Scan time & scan time strategy
Selecting the right scan time is essential for accurate data monitoring and reliable metric collection. Scans that occur too early may run before the data has been fully loaded into the database, leading to false positives or misleading results. This guide outlines how to determine the best scan time based on your data load patterns and operational needs.
Key considerations
Data load completion time
When is the database load expected to be complete?
Determine when the relevant tables or datasets are expected to be fully loaded.
Factor in common variances: if a load is expected to complete by
00:00 UTC
but occasionally finishes at00:10 UTC
, account for the expected, albeit sporadic, delay.
Knowing this helps avoid scanning too early and capturing incomplete data.
Acceptable load delay tolerance
When is a delayed load considered late or "problematic"?
If data arriving by
02:30 UTC
is still valid for monitoring purposes, it may be better to delay the scan to reduce false alerts.Scanning immediately after the earliest expected load time is not always necessary.
Understanding what qualifies as "late data" helps define the tolerance window for scan timing.
Response window & team availability
How fast after the load can someone respond to issues flagged by monitors?
If nobody can take action until
09:00 UTC
, scanning earlier may not be useful unless scans feed downstream processes or dashboards.
Choose a scan time that aligns with both data readiness and team readiness.
Consistency is key
Running scans at the same time every day allows to build up a reliable baseline of expected behavior.
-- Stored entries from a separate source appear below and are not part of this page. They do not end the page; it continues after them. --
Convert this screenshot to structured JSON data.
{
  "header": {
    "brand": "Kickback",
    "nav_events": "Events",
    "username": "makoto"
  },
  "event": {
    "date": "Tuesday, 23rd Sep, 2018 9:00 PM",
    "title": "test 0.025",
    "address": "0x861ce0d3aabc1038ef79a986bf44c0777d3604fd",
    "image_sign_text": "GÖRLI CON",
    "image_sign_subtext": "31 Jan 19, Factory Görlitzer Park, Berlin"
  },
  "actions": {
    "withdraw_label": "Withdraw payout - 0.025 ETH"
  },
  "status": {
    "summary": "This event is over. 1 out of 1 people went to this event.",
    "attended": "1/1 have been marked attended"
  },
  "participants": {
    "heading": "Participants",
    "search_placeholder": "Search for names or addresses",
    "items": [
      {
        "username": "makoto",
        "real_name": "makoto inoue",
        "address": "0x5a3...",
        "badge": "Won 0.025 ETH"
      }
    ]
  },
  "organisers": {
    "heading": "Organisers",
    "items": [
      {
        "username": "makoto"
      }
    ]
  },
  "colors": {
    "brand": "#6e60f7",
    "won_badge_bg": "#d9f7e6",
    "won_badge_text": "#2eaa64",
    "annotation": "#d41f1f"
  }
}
This helps surface anomalies clearly when something deviates from the norm.
Example scenario
Expected load completion:
00:00 UTC
Occasional load delay: up to
00:00 UTC
Team available from:
08:00 UTC
Scan options
Minimal buffer
00:15 UTC
Captures data soon after load with minor delay tolerance.
Conservative buffer
01:30 UTC
Allows extra time for delayed loads, reduces risk of false positives.
Operationally aligned
07:30 UTC
Ensures scan results are fresh and complete when the team starts reviewing.
Scan scheduling at scale
When scanning large volumes of tables:
It is acceptable to configure scans for the same scheduled time (e.g.
00:00 UTC
).Scans that are scheduled in large volumes (thousands of tables) may be configured to run at the same logical time, but the system naturally distributes execution based on queuing and available resources, so the actual execution will be staggered.
Historical scans
Historical metric collection scans (for metric baseline backfilling) run only once at configuration time.
These scans are not governed by the scan schedule. They occur once and they are typically the most resource-intensive.
Best practices
Consistency is key: Using the same scan daily establishes a stable baseline for anomaly detection.
Early scans should be avoided: Scheduling scans before the last acceptable load time is not recommended unless business needs require it.
Time zones should be centralized: Aligning scan time with the database time zone is ideal, especially when your time partitioning column is based on the insert/load time in that time zone.
Monitoring and adjusting: If load patterns or SLAs change, scan times should be revisited and adjusted accordingly.